As for how you get them all together, rough draft, assuming Robo and Cliff occupy the same universe. There's a mishap with the portal, only they're thrown somewhere other than the vampire dimension, probably Cynosure (or the vampire dimension went into phase with Cynosure and they survived it long enough to emerge into the city, probably joining whatever forces from the city are keeping the vampires from overrunning the susceptible dimensions). At the same time, Bandette's world came into phase, and through some circumstances, she's come into possession of the Manx Cat. Maybe someone from Cynosure came to Paris and found her, and offered her the job. When the Cat gets stolen, GrimJack is the one who always gets dragged in to retrieve it. Which sets off a chase through the city, and Cliff, observing the chase, tries to help Bandette. Which doesn't go well, so Robo jumps in (literally), and GrimJack brings out the heavy artillery. Bandette probably hangs around to watch, or recognizes she has no idea where home is at this stage, and at some point, Robo falls into a section of the city where technology doesn't function, which hopefully slows things down enough nobody gets killed.
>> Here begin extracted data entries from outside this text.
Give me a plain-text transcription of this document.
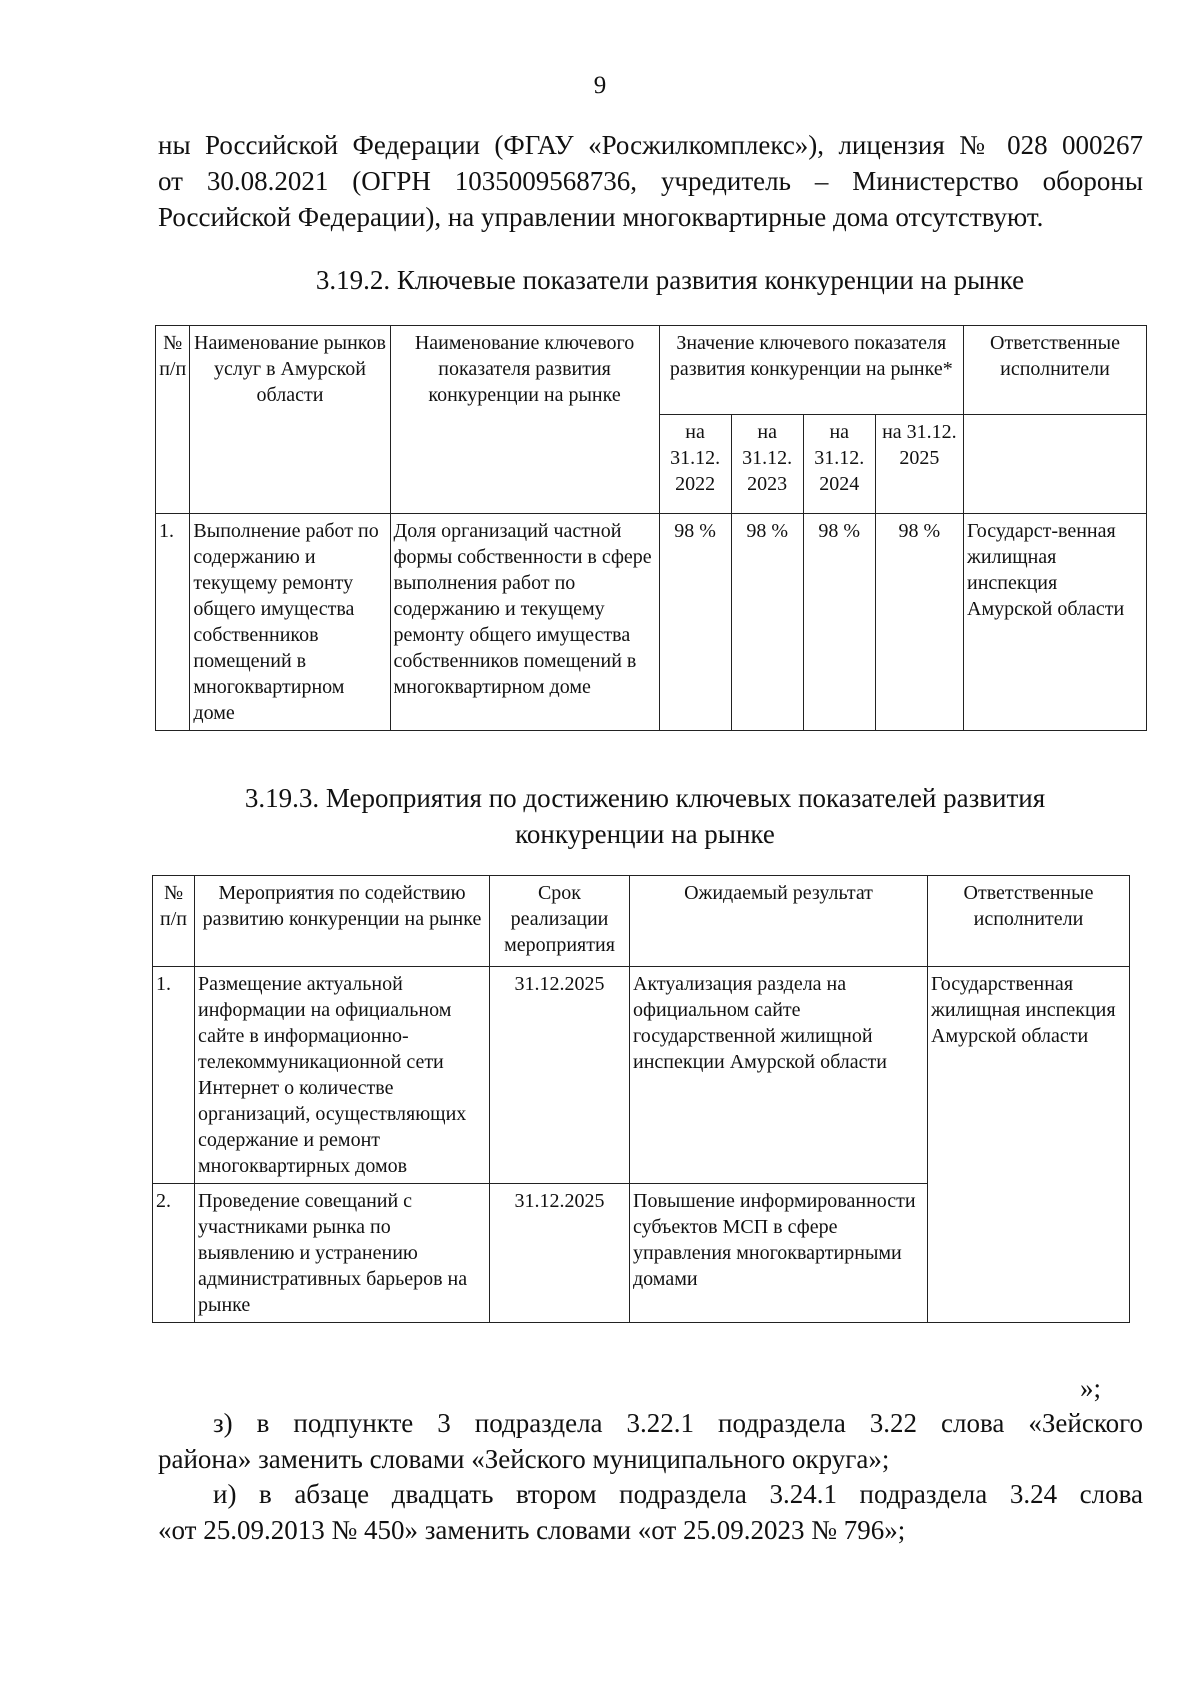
9
ны Российской Федерации (ФГАУ «Росжилкомплекс»), лицензия № 028 000267
от 30.08.2021 (ОГРН 1035009568736, учредитель – Министерство обороны
Российской Федерации), на управлении многоквартирные дома отсутствуют.
3.19.2. Ключевые показатели развития конкуренции на рынке
№ п/п	Наименование рынков услуг в Амурской области	Наименование ключевого показателя развития конкуренции на рынке	Значение ключевого показателя развития конкуренции на рынке*				Ответственные исполнители
			на 31.12. 2022	на 31.12. 2023	на 31.12. 2024	на 31.12. 2025	
1.	Выполнение работ по содержанию и текущему ремонту общего имущества собственников помещений в многоквартирном доме	Доля организаций частной формы собственности в сфере выполнения работ по содержанию и текущему ремонту общего имущества собственников помещений в многоквартирном доме	98 %	98 %	98 %	98 %	Государст-венная жилищная инспекция Амурской области
3.19.3. Мероприятия по достижению ключевых показателей развития
конкуренции на рынке
№ п/п	Мероприятия по содействию развитию конкуренции на рынке	Срок реализации мероприятия	Ожидаемый результат	Ответственные исполнители
1.	Размещение актуальной информации на официальном сайте в информационно-телекоммуникационной сети Интернет о количестве организаций, осуществляющих содержание и ремонт многоквартирных домов	31.12.2025	Актуализация раздела на официальном сайте государственной жилищной инспекции Амурской области	Государственная жилищная инспекция Амурской области
2.	Проведение совещаний с участниками рынка по выявлению и устранению административных барьеров на рынке	31.12.2025	Повышение информированности субъектов МСП в сфере управления многоквартирными домами	
»;
з) в подпункте 3 подраздела 3.22.1 подраздела 3.22 слова «Зейского
района» заменить словами «Зейского муниципального округа»;
и) в абзаце двадцать втором подраздела 3.24.1 подраздела 3.24 слова
«от 25.09.2013 № 450» заменить словами «от 25.09.2023 № 796»;
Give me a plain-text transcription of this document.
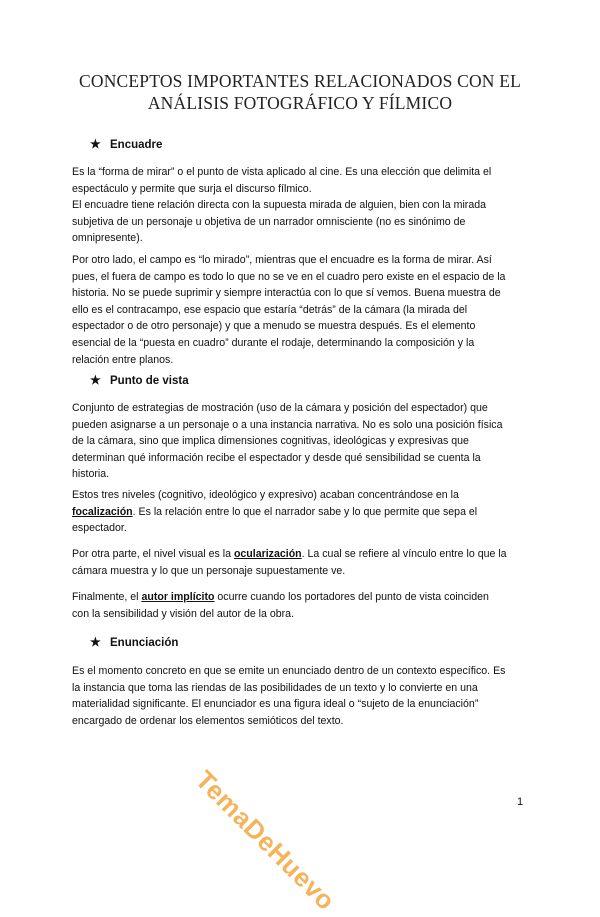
CONCEPTOS IMPORTANTES RELACIONADOS CON EL
ANÁLISIS FOTOGRÁFICO Y FÍLMICO
★ Encuadre
Es la “forma de mirar” o el punto de vista aplicado al cine. Es una elección que delimita el
espectáculo y permite que surja el discurso fílmico.
El encuadre tiene relación directa con la supuesta mirada de alguien, bien con la mirada
subjetiva de un personaje u objetiva de un narrador omnisciente (no es sinónimo de
omnipresente).
Por otro lado, el campo es “lo mirado”, mientras que el encuadre es la forma de mirar. Así
pues, el fuera de campo es todo lo que no se ve en el cuadro pero existe en el espacio de la
historia. No se puede suprimir y siempre interactúa con lo que sí vemos. Buena muestra de
ello es el contracampo, ese espacio que estaría “detrás” de la cámara (la mirada del
espectador o de otro personaje) y que a menudo se muestra después. Es el elemento
esencial de la “puesta en cuadro” durante el rodaje, determinando la composición y la
relación entre planos.
★ Punto de vista
Conjunto de estrategias de mostración (uso de la cámara y posición del espectador) que
pueden asignarse a un personaje o a una instancia narrativa. No es solo una posición física
de la cámara, sino que implica dimensiones cognitivas, ideológicas y expresivas que
determinan qué información recibe el espectador y desde qué sensibilidad se cuenta la
historia.
Estos tres niveles (cognitivo, ideológico y expresivo) acaban concentrándose en la
focalización. Es la relación entre lo que el narrador sabe y lo que permite que sepa el
espectador.
Por otra parte, el nivel visual es la ocularización. La cual se refiere al vínculo entre lo que la
cámara muestra y lo que un personaje supuestamente ve.
Finalmente, el autor implícito ocurre cuando los portadores del punto de vista coinciden
con la sensibilidad y visión del autor de la obra.
★ Enunciación
Es el momento concreto en que se emite un enunciado dentro de un contexto específico. Es
la instancia que toma las riendas de las posibilidades de un texto y lo convierte en una
materialidad significante. El enunciador es una figura ideal o “sujeto de la enunciación”
encargado de ordenar los elementos semióticos del texto.
TemaDeHuevo	1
As for Jim, I expect him to abruptly arrive after an incident involving him trying to make root beer in his garage for a box social he invited his rogues gallery to. He shouldn't have accepted a golf club from Psycrow to stir the mixture doing a thunderstorm. They could potentially end up in a section where technology can develop low-level sentience, in which case his suit would go out of control, and the whole group has to try and contain it, destroy it, or get it to a different area where it'll revert to normal.

Robo ponders the choices that have brought him to this place in "Why Atomic Robo Hates Dr. Dinosaur", by Brian Clevinger (writer), Scott Wegener (artist), Ronda Patterson (colorist), and Jeff Powell (letterer). Commandeering a giant hamster to stop a shotgun wedding is just another day in the life in Earthworm Jim #2, by Dan Slott (plot), John Lewandowski (script), Barry Crain (pencils), Sam DeLa Rosa (inker), UL Higgins (pencils), Ed Laz (colorist). Bandette is living the dream in Bandette #3, by Paul Tobin (writer), Colleen Coover (artist), Ryan Jurgensen (digital production), and Irina Beffa (design). Cliff is more confident than he ought to be in Rocketeer, Chapter 4 (I couldn't figure out which comic specifically it would be in), by Dave Stevens (writer and artist), Laura Martin (colorist), and Carrie Spiegle (letterer). GrimJack's stint as a dentist ended swiftly amid complaints about his primitive working conditions in GrimJack #1, by John Ostrander (writer), Tim Truman (artist), Janice Cohen (colorist), and John Workman (letterer).